Samantha Solorzano, a deaf sophomore at Glendora High School, cried tears of joy after she and her family won a lawsuit against her school requiring it to provide her with a real-time transcription of her classes.
Then, June 7, the school appealed. In court documents, the district called having a court reporter transcribe classes an "extreme solution" that could intimidate other students.
"I feel mad that they won't give up ... I want to hear what everybody's saying," said the 16-year-old. She doesn't enunciate much, but she is understandable.
Being deaf since birth hasn't kept Solorzano from attending regular high school classes, but it has kept her from joining classroom discussions. She has several ways of understanding what people say, from lip reading to a cochlear implant in her left ear, although she still might need people to repeat themselves. Her teachers have microphones so their voices are transmitted to her hearing aid.
But most students sit behind her and she can't always see their lips. Since she doesn't know what they're saying, she doesn't want to speak, she said.
"I can't see their faces and read their lips," Solorzano said.Two voices at once are hard to nterpret, and a note-taker hired by the school can't take notes word for word. The note-taker also leaves out snideremarks that set the other kids laughing, leaving Solorzano out, too, she said.
So in May 2006, Solorzano and her family asked the school to provide a transcription service, which is used in several area high schools and colleges. A court-reporter style "captionist" would sit in class with Solorzano, typing what the teachers and students said word for word for her to read on a computer screen, or projected onto a classroom screen.
But the school disagreed, saying in court documents that captioning was unnecessary. It would also cost upward of $35,000 per year. The school offered other options, including a sign language interpreter and the note-taker.
So in November, the family sued, and they won in May. Glendora High School appealed last week.

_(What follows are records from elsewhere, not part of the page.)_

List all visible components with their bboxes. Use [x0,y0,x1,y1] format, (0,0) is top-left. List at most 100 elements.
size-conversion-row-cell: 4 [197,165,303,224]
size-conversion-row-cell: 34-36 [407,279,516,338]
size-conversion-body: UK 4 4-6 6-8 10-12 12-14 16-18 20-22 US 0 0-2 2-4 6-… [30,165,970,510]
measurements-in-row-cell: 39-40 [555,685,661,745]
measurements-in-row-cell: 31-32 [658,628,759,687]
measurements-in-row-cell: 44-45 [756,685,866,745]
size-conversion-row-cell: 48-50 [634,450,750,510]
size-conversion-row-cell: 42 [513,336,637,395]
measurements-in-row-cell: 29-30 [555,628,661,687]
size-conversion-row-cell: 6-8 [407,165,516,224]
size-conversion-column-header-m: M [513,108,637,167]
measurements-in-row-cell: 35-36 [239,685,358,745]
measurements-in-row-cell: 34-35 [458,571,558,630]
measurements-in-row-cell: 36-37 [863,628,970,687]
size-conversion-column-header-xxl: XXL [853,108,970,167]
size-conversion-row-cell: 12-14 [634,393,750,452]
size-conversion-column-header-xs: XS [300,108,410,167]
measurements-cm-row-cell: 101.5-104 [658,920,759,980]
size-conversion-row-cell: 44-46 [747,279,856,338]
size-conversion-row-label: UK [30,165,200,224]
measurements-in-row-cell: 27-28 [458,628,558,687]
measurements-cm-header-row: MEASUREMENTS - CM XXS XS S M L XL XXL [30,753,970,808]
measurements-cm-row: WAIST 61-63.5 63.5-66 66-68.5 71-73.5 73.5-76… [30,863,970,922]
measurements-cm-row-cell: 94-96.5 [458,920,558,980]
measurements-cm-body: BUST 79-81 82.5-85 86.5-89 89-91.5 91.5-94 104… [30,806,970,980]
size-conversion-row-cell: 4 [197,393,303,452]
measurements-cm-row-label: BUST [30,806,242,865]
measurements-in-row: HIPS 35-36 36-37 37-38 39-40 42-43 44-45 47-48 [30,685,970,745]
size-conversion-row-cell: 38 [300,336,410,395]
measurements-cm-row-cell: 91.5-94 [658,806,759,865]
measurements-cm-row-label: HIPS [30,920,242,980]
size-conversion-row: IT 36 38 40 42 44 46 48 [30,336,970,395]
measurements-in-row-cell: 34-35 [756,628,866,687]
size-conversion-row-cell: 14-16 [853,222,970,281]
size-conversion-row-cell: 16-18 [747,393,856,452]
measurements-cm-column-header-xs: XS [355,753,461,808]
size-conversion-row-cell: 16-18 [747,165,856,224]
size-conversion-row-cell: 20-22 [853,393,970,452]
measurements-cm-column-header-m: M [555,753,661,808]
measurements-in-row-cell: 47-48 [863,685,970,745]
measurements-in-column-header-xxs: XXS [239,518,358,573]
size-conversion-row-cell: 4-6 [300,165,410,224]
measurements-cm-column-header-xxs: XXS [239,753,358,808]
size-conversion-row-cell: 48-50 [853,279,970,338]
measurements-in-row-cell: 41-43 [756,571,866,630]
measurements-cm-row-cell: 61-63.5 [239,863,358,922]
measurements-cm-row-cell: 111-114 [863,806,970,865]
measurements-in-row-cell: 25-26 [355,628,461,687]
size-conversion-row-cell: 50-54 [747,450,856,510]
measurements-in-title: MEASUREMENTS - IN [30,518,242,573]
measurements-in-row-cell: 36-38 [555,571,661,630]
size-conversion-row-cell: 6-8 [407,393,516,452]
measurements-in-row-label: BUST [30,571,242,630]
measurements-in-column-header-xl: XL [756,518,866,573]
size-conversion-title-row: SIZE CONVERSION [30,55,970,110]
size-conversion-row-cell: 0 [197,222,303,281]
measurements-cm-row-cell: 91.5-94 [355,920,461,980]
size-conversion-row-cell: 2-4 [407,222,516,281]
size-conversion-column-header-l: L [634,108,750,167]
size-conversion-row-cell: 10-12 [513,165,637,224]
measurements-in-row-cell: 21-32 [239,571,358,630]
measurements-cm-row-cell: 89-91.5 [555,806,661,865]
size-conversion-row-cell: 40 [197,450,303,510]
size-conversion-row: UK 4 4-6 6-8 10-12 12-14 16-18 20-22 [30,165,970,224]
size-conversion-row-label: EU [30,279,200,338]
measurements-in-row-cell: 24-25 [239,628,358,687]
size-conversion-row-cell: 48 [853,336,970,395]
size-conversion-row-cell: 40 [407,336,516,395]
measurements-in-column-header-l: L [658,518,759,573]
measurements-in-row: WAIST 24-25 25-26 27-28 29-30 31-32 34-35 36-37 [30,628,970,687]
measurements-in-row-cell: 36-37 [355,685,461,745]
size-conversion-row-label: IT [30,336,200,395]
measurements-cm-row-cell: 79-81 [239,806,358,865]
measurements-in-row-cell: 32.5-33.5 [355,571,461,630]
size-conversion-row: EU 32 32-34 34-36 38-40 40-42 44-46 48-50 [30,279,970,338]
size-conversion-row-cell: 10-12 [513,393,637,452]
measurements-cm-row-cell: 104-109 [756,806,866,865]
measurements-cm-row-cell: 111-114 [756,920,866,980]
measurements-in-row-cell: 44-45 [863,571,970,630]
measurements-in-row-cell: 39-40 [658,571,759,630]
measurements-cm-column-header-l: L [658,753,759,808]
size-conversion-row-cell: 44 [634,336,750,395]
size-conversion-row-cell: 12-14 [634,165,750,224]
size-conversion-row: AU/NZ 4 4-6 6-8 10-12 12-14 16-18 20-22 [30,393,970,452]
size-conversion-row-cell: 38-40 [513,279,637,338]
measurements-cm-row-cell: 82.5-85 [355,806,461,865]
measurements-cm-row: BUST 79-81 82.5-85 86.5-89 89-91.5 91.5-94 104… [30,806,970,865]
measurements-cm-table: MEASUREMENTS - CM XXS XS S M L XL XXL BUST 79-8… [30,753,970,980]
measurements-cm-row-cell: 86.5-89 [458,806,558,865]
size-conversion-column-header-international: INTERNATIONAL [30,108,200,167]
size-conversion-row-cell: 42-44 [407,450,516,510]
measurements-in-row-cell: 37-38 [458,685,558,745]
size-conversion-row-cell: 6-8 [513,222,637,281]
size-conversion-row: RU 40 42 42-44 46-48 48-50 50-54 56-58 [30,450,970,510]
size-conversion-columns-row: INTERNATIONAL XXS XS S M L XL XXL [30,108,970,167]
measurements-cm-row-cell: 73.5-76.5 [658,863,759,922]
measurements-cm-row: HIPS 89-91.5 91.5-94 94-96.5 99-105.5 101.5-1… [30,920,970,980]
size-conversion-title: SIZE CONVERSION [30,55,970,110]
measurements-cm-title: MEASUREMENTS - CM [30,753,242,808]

Ted McNevin, the Glendora Unified School District's director of instructional and student support services, said he couldn't talk about Solorzano's case for confidentiality reasons, but spoke about special education programs.
"We have an obligation to provide students with what they need ... but we try to distinguish between what would be needed and what is just helpful," McNevin said. "That's where we sometimes get into disputes with families. They're not looking at it from an educational and legal point of view, they're looking at it from their hearts."
A transcript of a class would be used as a back-up if a student missed a part of a discussion, he said. Since it wouldn't be part of the main way of providing instruction, it falls into the "just helpful" category, he said.
And while the school can't consider the cost when deciding whether to provide a program such as transcription, the school would not get any new funding for the program, either, McNevin noted.
But a judge slammed the school for failing to meet Solorzano's needs. In the decision, Administrative Law Judge Clara Slifkin criticized the school for giving Solorzano a sign language interpreter, even though she is an oral learner and uses sign language only socially, not academically.
Slifkin also highlighted testimony by Sandy Eisenberg, who owns a captioning company, saying that captioning would improve Solorzano's lagging vocabulary skills and encourage her to use her voice more. Solorzano's mother, Jackie, said it would also help make her daughter more independent because she would begin to recognize the sound of more words once she could see them printed at the same time she hears them spoken.
The appeal could take one or two years, but Solorzano's attorney, David M. Grey, said federal laws will require the school to provide captioning during the appeal - but he will have to get a court order for it.
"We should be able to get an order within 60-90 days," Grey said. "So ... she's not going to get the service for the rest of this school year or during summer school."